Ivory Cutlery is a 50-minute visual, musical storytelling experience which is inspired by and based around the songs of Scottish artist Ivor Cutler. Born in Govan over a century ago, Cutler spent his life exploring child-like curiosity and whimsical fun. His songs are a mix of glee, wonder, melodrama and pathos, and Waddell brings them to life in this performance through a mix of BSL, movement, props, dance, and renditions of classics such as I Believe in Bugs and Women of the World.
It’s clear right from the start of this piece that Waddell has, in many ways, has created a duo performance. Ivory Cutlery’s onstage interpreter, Amy Cheskin, has a background in British Sign Language Performance Interpreting and over a decade of experience in bringing integrated performance practice to Scottish stages, and the ways she and Waddell switch between BSL and English, share signs between one another and playfully explore the worlds of these songs through movement is a joy to witness. Why Don’t A Woman Love A Woman’s actions in particular are incredibly well woven into the choreography of the piece, Cheskin and Waddell using BSL to act out the song’s storyline to great effect.
Waddell’s facial expressions are ones of open, engaged curiosity throughout as she invites us to engage in a surrealist world of silly fun and imaginative creativity. One moment she’s dancing in a chicken hat; the next the audience are being invited to pet a giant soft toy fly. There are plenty of props to keep us engaged, and occasionally ducking in our seats – there is a row of mini doughnuts tied to a string and swung throughout the audience at one point in the show, and plastic balls thrown in our direction during another – but it is Evie Waddell’s skills as a dancer and singer which keep our full attention, no additional gags needed. Audience participation is also invited at several points during the show, with Waddell and Cheskin’s bilingual version of Women of The World proving truly moving as everyone begins joining in the looping refrain in both BSL and English, the room full of flowing movement and communal song.
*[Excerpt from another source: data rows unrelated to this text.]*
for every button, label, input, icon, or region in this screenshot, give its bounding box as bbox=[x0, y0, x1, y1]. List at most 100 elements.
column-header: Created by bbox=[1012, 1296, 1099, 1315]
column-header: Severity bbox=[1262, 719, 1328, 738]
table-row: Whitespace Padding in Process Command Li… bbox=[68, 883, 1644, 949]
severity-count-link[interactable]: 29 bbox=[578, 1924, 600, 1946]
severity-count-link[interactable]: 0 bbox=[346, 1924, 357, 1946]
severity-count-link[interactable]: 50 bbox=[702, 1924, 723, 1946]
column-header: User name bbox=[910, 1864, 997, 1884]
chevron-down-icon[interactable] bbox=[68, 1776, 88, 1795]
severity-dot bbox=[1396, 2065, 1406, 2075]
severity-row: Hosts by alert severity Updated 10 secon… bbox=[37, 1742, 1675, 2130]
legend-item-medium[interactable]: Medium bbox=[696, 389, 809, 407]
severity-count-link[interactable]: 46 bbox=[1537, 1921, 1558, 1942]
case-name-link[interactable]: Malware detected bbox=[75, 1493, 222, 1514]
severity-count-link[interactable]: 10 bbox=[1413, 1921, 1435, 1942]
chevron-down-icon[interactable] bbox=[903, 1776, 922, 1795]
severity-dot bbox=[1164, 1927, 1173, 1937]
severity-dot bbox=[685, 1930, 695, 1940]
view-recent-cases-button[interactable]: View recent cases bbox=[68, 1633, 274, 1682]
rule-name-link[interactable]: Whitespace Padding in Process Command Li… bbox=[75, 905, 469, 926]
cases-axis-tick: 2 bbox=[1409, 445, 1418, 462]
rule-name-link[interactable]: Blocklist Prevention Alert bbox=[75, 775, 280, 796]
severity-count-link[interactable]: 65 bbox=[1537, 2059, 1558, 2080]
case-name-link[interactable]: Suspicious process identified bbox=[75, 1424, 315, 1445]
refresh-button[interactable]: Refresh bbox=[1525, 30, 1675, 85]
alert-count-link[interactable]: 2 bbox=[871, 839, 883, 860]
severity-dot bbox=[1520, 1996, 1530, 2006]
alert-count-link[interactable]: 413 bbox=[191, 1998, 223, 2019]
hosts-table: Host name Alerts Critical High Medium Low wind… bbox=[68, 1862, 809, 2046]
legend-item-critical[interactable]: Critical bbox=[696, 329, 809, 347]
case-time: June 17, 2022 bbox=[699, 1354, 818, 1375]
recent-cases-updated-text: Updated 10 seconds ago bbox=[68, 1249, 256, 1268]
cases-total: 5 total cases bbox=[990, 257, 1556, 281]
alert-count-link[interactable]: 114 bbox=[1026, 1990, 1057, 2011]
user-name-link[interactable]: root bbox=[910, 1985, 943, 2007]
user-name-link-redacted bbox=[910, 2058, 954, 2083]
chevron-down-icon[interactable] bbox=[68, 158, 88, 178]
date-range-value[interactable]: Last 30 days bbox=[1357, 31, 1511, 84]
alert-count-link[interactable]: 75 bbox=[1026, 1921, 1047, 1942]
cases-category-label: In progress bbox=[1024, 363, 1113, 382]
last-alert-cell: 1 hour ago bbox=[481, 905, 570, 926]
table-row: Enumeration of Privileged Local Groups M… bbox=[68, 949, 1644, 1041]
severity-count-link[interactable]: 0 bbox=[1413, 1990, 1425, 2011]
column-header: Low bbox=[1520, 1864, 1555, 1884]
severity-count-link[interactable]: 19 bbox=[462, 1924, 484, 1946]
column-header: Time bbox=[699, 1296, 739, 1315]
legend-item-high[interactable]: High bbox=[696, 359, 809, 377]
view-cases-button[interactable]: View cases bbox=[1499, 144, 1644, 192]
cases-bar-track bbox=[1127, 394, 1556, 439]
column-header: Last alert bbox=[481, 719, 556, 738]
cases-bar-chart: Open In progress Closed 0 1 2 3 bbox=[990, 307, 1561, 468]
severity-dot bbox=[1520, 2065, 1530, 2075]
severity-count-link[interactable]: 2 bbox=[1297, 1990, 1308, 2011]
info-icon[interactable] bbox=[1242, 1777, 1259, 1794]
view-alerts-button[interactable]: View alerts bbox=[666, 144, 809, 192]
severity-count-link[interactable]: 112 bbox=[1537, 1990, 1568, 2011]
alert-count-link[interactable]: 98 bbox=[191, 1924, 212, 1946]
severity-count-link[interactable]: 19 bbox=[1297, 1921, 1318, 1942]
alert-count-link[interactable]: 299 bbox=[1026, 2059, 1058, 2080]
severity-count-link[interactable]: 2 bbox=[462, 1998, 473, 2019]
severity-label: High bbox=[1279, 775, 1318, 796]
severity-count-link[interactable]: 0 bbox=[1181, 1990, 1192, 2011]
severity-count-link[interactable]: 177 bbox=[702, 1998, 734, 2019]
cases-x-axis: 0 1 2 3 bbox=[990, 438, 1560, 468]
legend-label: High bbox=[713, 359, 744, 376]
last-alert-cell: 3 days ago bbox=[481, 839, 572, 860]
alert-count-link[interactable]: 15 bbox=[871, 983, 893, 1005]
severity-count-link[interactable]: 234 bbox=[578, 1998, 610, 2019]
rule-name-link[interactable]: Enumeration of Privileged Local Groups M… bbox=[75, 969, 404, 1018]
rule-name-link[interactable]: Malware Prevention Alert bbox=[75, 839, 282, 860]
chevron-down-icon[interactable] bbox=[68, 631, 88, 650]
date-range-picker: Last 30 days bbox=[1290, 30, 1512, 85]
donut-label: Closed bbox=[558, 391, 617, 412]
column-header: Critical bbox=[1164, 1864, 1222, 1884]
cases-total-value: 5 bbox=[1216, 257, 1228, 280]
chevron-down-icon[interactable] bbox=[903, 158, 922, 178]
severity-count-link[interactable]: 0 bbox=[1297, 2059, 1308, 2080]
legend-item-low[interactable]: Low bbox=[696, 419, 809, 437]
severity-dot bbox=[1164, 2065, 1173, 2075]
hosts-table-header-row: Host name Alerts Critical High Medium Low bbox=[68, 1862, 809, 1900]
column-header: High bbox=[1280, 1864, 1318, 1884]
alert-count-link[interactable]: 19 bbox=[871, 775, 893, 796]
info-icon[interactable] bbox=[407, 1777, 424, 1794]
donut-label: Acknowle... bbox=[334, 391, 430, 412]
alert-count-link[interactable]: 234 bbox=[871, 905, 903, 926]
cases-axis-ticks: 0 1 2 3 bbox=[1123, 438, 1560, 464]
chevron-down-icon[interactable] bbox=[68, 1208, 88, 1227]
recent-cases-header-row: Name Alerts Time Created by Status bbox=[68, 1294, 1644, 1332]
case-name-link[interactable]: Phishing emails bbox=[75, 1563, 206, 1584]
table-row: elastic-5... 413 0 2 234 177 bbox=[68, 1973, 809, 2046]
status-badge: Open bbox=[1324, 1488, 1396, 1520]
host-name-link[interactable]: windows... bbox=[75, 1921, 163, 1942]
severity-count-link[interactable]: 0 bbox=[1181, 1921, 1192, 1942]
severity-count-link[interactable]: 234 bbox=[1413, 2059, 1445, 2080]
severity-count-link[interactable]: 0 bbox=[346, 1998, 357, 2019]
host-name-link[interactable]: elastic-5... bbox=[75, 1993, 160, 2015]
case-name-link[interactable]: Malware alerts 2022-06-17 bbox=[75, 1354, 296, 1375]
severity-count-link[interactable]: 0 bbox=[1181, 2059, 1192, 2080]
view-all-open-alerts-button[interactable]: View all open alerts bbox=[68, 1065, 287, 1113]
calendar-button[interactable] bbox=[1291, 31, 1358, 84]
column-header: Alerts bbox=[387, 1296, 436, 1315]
Waddell’s choreography is full of assured fluidity and skilful grace – There’s A Hole In My Toe is a particular highlight – and those skills help elevate these short humorous songs into another art form altogether, with elements of clowning and improvisatory dance ensuring Ivory Cutlery is a surrealist triumph.
Ivor Cutler liked to end his songs abruptly, and Waddell takes this habit and integrates it into her own performance of his work. One song ends with the grandly confounding line, “I can see Australia!” Others just clatter to a stop, Waddell mischievously waiting for the audience to realise she really is finished. These sudden ends and brief fragments of melody – Cutler’s songs are very short – generally work well, but with so many back-to-back ‘mini’ songs it would be a welcome development to the show if Waddell explored ways of joining up some of Cutler’s catalogue into a longer piece, the audience then able to settle into this work a little more rather than feeling the same ‘stop/start’ energy throughout.
That aside, this is a successfully anarchic, fun and truly unusual show, and it showcases the many creative possibilities of bilingual theatre. I can’t wait to see where it goes next.
Recommended Drink: Something brightly coloured, fizzy, and delightfully nonsensical.
Performances of Evie Waddell: Ivory Cutlery have now concluded at Edinburgh Deaf Festival.